Many are concerned this could be the wettest storm the area has seen since the Detwiler Fire.
Mariposa County Public Works Director Mike Healy explains, "If we do get some high winds, we generally get some trees falling, especially after the Detwiler Fire. Trees that are weakened by the fire, or even last February's storms. It's been a perfect mix of bad conditions."
Public Works crews cut down some of those dangerous trees on Tuesday.
They've also laid more than 50,000 feet of protection along hillsides throughout Mariposa County.
People who live near the burn scars are also getting their own homes prepared.
Jessica Sarnoff tells us what her family has done to prepare, "Towels by our door to help keep massive amounts of water from pouring in, (plugging in) a manual water pump outside."
Sarnoff says the county recently came and repaired the drainage system along the area, however, the runoff is still a concern.
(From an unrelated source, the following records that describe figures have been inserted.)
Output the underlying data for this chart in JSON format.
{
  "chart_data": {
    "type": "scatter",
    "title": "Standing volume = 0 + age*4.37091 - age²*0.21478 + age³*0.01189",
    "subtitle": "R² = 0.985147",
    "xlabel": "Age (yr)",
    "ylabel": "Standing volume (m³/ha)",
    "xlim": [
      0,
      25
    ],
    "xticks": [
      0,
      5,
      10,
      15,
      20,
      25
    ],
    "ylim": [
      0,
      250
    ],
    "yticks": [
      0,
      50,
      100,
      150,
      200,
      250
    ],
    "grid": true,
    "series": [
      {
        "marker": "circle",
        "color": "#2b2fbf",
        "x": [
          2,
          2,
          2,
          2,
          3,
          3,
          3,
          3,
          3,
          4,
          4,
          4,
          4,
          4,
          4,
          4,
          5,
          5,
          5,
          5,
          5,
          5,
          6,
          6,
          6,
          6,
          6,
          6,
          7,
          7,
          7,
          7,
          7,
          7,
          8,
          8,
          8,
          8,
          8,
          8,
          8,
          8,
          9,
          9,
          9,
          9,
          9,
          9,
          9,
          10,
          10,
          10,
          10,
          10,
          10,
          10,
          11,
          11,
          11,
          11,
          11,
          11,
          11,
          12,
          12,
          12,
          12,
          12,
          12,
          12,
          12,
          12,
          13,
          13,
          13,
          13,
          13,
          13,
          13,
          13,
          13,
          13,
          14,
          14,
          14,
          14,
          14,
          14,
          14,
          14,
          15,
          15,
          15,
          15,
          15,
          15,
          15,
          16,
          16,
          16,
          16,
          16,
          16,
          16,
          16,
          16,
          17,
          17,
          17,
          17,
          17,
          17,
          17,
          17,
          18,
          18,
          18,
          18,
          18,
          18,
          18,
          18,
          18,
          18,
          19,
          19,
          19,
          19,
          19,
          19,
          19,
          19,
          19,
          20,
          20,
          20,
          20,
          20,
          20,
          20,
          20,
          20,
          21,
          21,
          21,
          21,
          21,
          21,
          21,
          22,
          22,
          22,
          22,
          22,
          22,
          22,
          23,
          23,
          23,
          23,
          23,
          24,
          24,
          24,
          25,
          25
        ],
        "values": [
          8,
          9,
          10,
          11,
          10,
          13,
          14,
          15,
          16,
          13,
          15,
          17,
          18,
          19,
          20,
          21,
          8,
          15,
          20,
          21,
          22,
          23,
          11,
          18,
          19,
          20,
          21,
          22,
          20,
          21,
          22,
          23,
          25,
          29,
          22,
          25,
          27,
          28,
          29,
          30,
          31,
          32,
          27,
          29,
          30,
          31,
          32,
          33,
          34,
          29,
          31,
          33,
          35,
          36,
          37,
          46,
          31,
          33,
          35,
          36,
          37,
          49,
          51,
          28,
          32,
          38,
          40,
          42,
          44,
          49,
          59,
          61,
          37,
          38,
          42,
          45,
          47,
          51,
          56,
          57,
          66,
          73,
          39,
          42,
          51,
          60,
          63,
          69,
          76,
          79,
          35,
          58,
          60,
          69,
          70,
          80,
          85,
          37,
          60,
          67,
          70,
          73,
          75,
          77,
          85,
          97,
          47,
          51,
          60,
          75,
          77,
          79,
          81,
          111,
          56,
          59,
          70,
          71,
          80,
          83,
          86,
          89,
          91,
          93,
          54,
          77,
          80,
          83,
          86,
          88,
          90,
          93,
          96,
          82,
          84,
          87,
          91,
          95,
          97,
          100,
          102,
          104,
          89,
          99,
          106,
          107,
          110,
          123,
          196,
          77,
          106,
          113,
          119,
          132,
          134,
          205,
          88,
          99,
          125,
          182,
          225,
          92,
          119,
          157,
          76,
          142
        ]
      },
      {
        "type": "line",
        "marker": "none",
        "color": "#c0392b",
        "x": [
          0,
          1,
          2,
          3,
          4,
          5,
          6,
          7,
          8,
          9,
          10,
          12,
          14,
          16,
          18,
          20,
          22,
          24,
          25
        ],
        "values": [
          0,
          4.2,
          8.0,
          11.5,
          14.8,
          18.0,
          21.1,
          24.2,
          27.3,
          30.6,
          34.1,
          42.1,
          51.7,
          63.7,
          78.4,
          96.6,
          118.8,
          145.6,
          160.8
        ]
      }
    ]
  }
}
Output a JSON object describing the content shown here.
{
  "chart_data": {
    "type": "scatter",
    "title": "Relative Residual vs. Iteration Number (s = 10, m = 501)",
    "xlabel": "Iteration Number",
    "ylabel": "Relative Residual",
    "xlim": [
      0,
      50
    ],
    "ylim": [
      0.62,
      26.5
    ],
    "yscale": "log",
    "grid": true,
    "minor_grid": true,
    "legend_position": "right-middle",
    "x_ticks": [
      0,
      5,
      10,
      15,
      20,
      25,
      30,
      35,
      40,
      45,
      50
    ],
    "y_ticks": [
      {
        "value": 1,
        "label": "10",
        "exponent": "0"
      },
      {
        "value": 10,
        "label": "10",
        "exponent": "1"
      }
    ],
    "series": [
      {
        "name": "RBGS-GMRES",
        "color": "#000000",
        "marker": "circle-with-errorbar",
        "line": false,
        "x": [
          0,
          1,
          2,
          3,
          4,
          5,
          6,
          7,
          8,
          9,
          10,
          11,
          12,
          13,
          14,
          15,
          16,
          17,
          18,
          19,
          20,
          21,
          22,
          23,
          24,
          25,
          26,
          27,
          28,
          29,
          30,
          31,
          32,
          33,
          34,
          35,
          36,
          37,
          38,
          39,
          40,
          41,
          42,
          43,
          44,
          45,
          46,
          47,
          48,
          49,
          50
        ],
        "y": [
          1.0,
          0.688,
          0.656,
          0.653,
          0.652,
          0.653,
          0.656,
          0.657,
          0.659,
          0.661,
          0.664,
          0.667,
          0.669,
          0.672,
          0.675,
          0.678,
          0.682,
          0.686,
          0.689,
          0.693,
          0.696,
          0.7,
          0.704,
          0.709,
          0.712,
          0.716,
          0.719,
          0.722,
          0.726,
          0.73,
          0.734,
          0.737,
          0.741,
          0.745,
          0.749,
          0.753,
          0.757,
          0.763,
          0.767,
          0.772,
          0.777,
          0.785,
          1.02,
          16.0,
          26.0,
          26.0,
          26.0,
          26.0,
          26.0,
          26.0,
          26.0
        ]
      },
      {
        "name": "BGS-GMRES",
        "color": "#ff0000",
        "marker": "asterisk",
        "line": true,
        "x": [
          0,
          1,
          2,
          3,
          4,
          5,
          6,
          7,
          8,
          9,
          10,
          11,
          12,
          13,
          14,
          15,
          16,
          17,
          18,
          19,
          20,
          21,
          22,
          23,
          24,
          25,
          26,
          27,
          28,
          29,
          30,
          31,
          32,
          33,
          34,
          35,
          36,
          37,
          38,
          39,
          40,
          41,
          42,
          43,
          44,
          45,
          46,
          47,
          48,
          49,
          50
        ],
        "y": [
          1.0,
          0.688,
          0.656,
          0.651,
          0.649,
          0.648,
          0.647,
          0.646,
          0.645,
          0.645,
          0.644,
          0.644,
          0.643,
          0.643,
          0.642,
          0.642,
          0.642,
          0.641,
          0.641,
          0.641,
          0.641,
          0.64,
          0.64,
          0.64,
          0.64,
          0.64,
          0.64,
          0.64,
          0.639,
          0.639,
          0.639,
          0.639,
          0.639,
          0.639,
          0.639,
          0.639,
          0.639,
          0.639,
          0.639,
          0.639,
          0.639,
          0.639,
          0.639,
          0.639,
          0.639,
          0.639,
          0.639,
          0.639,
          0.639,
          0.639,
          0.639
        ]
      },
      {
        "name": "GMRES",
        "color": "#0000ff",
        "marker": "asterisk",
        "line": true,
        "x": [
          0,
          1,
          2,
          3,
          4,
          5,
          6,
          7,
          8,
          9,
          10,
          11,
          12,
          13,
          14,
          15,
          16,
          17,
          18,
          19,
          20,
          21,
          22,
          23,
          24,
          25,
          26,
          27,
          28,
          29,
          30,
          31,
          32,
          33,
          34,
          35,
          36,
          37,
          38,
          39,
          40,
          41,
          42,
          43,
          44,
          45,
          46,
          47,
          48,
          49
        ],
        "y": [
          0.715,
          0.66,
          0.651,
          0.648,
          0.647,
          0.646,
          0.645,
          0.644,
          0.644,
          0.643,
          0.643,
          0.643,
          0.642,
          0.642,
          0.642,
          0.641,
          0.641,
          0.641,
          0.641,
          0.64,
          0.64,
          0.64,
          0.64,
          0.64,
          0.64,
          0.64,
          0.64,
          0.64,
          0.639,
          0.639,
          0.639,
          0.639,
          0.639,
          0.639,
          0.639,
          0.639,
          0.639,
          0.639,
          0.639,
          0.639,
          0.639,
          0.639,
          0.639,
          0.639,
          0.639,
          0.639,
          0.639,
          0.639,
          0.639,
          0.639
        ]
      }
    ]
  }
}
"There have been some rocks coming down, and I've seen mud starting, so I'm getting a little worried because I don't drive a 4 wheel drive car."
Past rains have already caused some problems. The Mariposa County Sheriff's Office responded recently to a mudslide near Bear Valley Road and the Bagby Bridge.
With a storm heading their way, they expect it to happen again
"We do anticipate some erosion issues, mudslide issues," said Mariposa County Sheriff Doug Binnewies. "The burn scar areas, we'll have several folks watching those."
Caltrans has re-opened that road. Officials say they've hired a contractor to evaluate slopes impacted by the fire and work on them to prevent future disasters.
Until then, both Mariposa County and Caltrans crews will be out in full force, keeping an eye on burn scars, and hoping they don't reopen.